Related Work & Insights¶
- Medical AL: Uncertainty sampling methods such as Least-Confidence/Margin/Entropy are sensitive to artifacts and class imbalance; diversity-based methods such as Coreset/BADGE incur high computational overhead.
- VLM calibration: CLIP-family models suffer from severe overconfidence; post-hoc temperature scaling provides only global adjustment and does not explain the source of uncertainty.
- Evidential Deep Learning (EDL): Modeling predictions as Dirichlet distributions enables uncertainty decomposition, but standard EDL transforms evidence directly from classification logits, making it fragile under early-stage AL and distribution shift.
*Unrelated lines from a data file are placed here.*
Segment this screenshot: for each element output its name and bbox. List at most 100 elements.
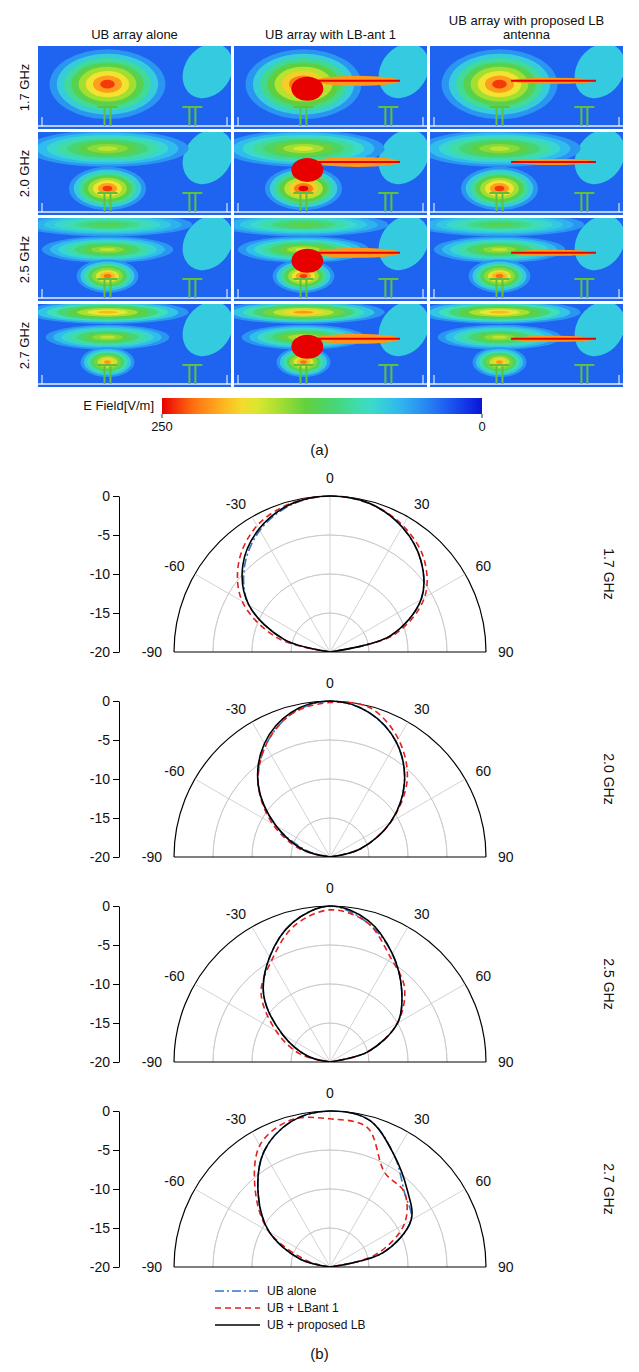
tick-label: -20 — [90, 1259, 110, 1275]
wall — [42, 117, 43, 126]
field-contour — [456, 58, 543, 110]
ub-element — [574, 107, 594, 126]
tick-mark — [113, 984, 119, 985]
pattern-line — [242, 496, 424, 652]
field-contour — [86, 71, 129, 97]
field-contour — [38, 133, 178, 165]
field-contour — [430, 218, 584, 236]
axis-line — [119, 907, 120, 1063]
tick-mark — [113, 740, 119, 741]
field-contour — [496, 360, 503, 364]
field-contour — [459, 306, 540, 318]
legend-label: UB alone — [267, 1284, 317, 1298]
wall — [619, 203, 620, 212]
wall — [434, 375, 435, 384]
colorbar-label: E Field[V/m] — [83, 398, 154, 413]
ub-element — [182, 193, 202, 212]
field-contour — [434, 236, 565, 263]
field-contour — [38, 304, 189, 324]
legend-swatch — [215, 1324, 260, 1326]
ub-element — [97, 365, 117, 384]
field-map — [234, 218, 427, 301]
grid-spoke — [195, 779, 330, 857]
tick-label: -20 — [90, 849, 110, 865]
grid-spoke — [174, 652, 330, 653]
field-contour — [77, 308, 138, 317]
ground-plane — [38, 383, 231, 385]
lb-antenna — [315, 252, 400, 254]
tick: 0 — [102, 898, 119, 914]
angle-tick-label: 30 — [414, 906, 430, 922]
ub-element — [378, 365, 398, 384]
angle-tick-label: -60 — [164, 558, 184, 574]
ground-plane — [430, 211, 623, 213]
field-contour — [50, 238, 165, 261]
tick: -15 — [90, 605, 119, 621]
field-contour — [439, 135, 561, 162]
tick-label: -15 — [90, 1220, 110, 1236]
wall — [619, 375, 620, 384]
frequency-label: 2.0 GHz — [601, 753, 617, 804]
wall — [42, 203, 43, 212]
field-contour — [283, 144, 324, 153]
angle-tick-label: -90 — [142, 849, 162, 865]
frequency-label: 2.7 GHz — [601, 1163, 617, 1214]
field-contour — [65, 219, 150, 231]
field-contour — [47, 304, 169, 321]
field-contour — [471, 172, 529, 204]
radial-axis: 0-5-10-15-20 — [90, 488, 120, 660]
field-contour — [430, 304, 570, 322]
wall — [423, 117, 424, 126]
field-contour — [492, 336, 507, 339]
field-contour — [80, 262, 134, 291]
lb-antenna-field — [315, 76, 400, 86]
ground-plane — [234, 211, 427, 213]
ub-element — [574, 193, 594, 212]
axis-line — [119, 1112, 120, 1268]
field-contour — [67, 139, 148, 157]
field-map — [38, 218, 231, 301]
field-contour — [436, 218, 563, 233]
pattern-line — [254, 1117, 407, 1267]
ub-element — [378, 107, 398, 126]
ub-element — [378, 279, 398, 298]
field-contour — [275, 67, 333, 102]
field-contour — [88, 178, 127, 200]
field-contour — [77, 142, 138, 156]
tick: -10 — [90, 1181, 119, 1197]
panel-label: (b) — [310, 1345, 328, 1362]
field-contour — [488, 270, 511, 282]
frequency-label: 2.5 GHz — [601, 958, 617, 1009]
tick-mark — [113, 613, 119, 614]
field-contour — [466, 170, 534, 208]
tick-mark — [113, 535, 119, 536]
ub-element — [574, 365, 594, 384]
field-contour — [234, 304, 385, 324]
field-contour — [479, 309, 520, 315]
lb-antenna — [511, 161, 596, 163]
wall — [434, 203, 435, 212]
pattern-line — [263, 906, 402, 1062]
lb-antenna — [315, 161, 400, 163]
legend-swatch — [215, 1307, 260, 1309]
grid-spoke — [195, 574, 330, 652]
angle-tick-label: -30 — [226, 906, 246, 922]
pattern-line — [263, 906, 402, 1062]
wall — [423, 289, 424, 298]
tick: -20 — [90, 1259, 119, 1275]
field-contour — [469, 308, 530, 317]
wall — [423, 203, 424, 212]
angle-tick-label: -90 — [142, 644, 162, 660]
ground-plane — [430, 383, 623, 385]
tick: -15 — [90, 1015, 119, 1031]
angle-tick-label: 90 — [498, 849, 514, 865]
field-contour — [79, 172, 137, 204]
field-contour — [83, 245, 132, 255]
angle-tick-label: 90 — [498, 644, 514, 660]
field-contour — [496, 274, 504, 278]
field-contour — [234, 304, 374, 322]
ground-plane — [234, 383, 427, 385]
tick: -15 — [90, 810, 119, 826]
tick-label: -10 — [90, 566, 110, 582]
field-contour — [76, 220, 140, 229]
- VLM + AL: Methods such as PCB compress VLM uncertainty into softmax scalars, inheriting the overconfidence problem while lacking decomposition of uncertainty sources.
Rating¶
- Novelty: ⭐⭐⭐⭐ — The similarity-to-evidence reinterpretation is highly elegant; the vacuity/dissonance decomposition introduces a new paradigm for medical AL.
- Experimental Thoroughness: ⭐⭐⭐⭐⭐ — 10 datasets, multiple baselines, extensive ablations, calibration analysis, and cold-start analysis constitute a highly complete evaluation.
- Writing Quality: ⭐⭐⭐⭐ — Clear structure, well-motivated problem formulation, and high-quality figures and tables.
- Value: ⭐⭐⭐⭐ — Delivers practical clinical value in improving medical image annotation efficiency; the framework demonstrates strong generalizability.